The Fairy wagged her finger at him “Smudge, do you not realise that to do nothing will make us fade away forever”. She grabbed his arm and he found himself looking in at Sprite, his wife Spangle and all the little sprites. They were enjoying their meal together laughing and joking but he could not help but notice their measly meal and the tiniest sprite, Twinkle, seemed to give off hardly any light.
He looked at the grey fairy with distress but before he could say anything he found himself looking into a child’s bedroom. The child was staring at a screen but she soon pushed it aside looking very board. She picked up a fairy doll and started to chat to it “I wish you would come back and play with me, I am so lonely. We used to have such fun playing games. If I make you a warm home will you please come and visit?”
All of a sudden Smudge was back home again. He suddenly felt very cold and a shiver crept right up to the tips of his wings. Standing in front of him was a huge elf (well huge for an elf) in a swirling black cloak “Come with me, and see how your actions have put us all at risk”
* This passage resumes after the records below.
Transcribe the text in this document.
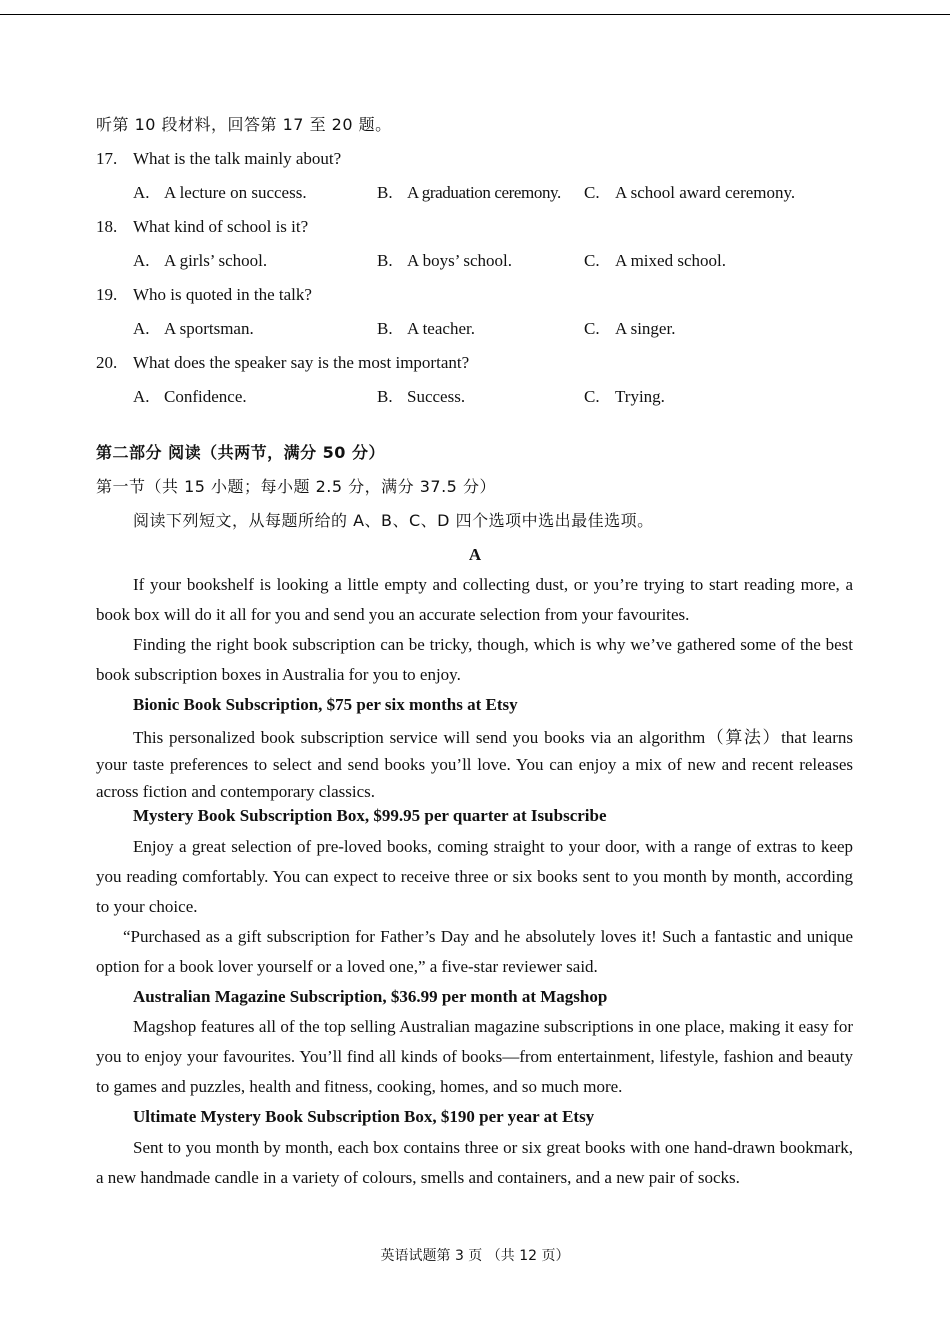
听第 10 段材料，回答第 17 至 20 题。
17. What is the talk mainly about?
A. A lecture on success.	B. A graduation ceremony. C. A school award ceremony.
18. What kind of school is it?
A. A girls’ school.	B. A boys’ school.	C. A mixed school.
19. Who is quoted in the talk?
A. A sportsman.	B. A teacher.	C. A singer.
20. What does the speaker say is the most important?
A. Confidence.	B. Success.	C. Trying.
第二部分 阅读（共两节，满分 50 分）
第一节（共 15 小题；每小题 2.5 分，满分 37.5 分）
阅读下列短文，从每题所给的 A、B、C、D 四个选项中选出最佳选项。
A
If your bookshelf is looking a little empty and collecting dust, or you’re trying to start reading more, a book box will do it all for you and send you an accurate selection from your favourites.
Finding the right book subscription can be tricky, though, which is why we’ve gathered some of the best book subscription boxes in Australia for you to enjoy.
Bionic Book Subscription, $75 per six months at Etsy
This personalized book subscription service will send you books via an algorithm（算法）that learns your taste preferences to select and send books you’ll love. You can enjoy a mix of new and recent releases across fiction and contemporary classics.
Mystery Book Subscription Box, $99.95 per quarter at Isubscribe
Enjoy a great selection of pre-loved books, coming straight to your door, with a range of extras to keep you reading comfortably. You can expect to receive three or six books sent to you month by month, according to your choice.
“Purchased as a gift subscription for Father’s Day and he absolutely loves it! Such a fantastic and unique option for a book lover yourself or a loved one,” a five-star reviewer said.
Australian Magazine Subscription, $36.99 per month at Magshop
Magshop features all of the top selling Australian magazine subscriptions in one place, making it easy for you to enjoy your favourites. You’ll find all kinds of books—from entertainment, lifestyle, fashion and beauty to games and puzzles, health and fitness, cooking, homes, and so much more.
Ultimate Mystery Book Subscription Box, $190 per year at Etsy
Sent to you month by month, each box contains three or six great books with one hand-drawn bookmark, a new handmade candle in a variety of colours, smells and containers, and a new pair of socks.
英语试题第 3 页 （共 12 页）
Smudge found himself standing in the fairy glen. Sprite and Spangle were there sobbing as little Twinkle was lying on a leaf on the stream, her light extinguished. All the fairies seemed a little dimmer as if their lights were fading. As he travelled through the woods there were no children at play at all. The Elf turned to Smudge “don’t you see that the children need your magic dust, their belief in us is what keeps our lights turned on and in turn it’s what keeps the children’s imagination working”.
The light was fading fast and the fairy glen was black with ash “No no” sobbed Smudge “What can I do?”
The Elf faded away.
Smudge woke up to find snowflakes fluttering down across the fairy glen. The fairies were chattering happily wishing each other a Merry Christmas. A wave of relief crept over him. Quickly running to his chair he pulled the key out from where he had hidden it and run to the vault. Grabbing loads of bottles of magic fairy-dust he run to Spite’s house.
“Sorry sir I know I am late for work, but it is Christmas Day”
Smudge frowned at Sprite, then he couldn’t help himself as he broke out into a fit of giggles “Don’t be silly I have come to give Twinkle a present” and he immediately give her a massive bottle of fairy dust. Sprite looked on in amazement as Smudge flew around passing a bottle to every fairy saying “Go quickly and find some children and let them use their imagination to bring light back into this world. Merry Fairy Christmas one and all.”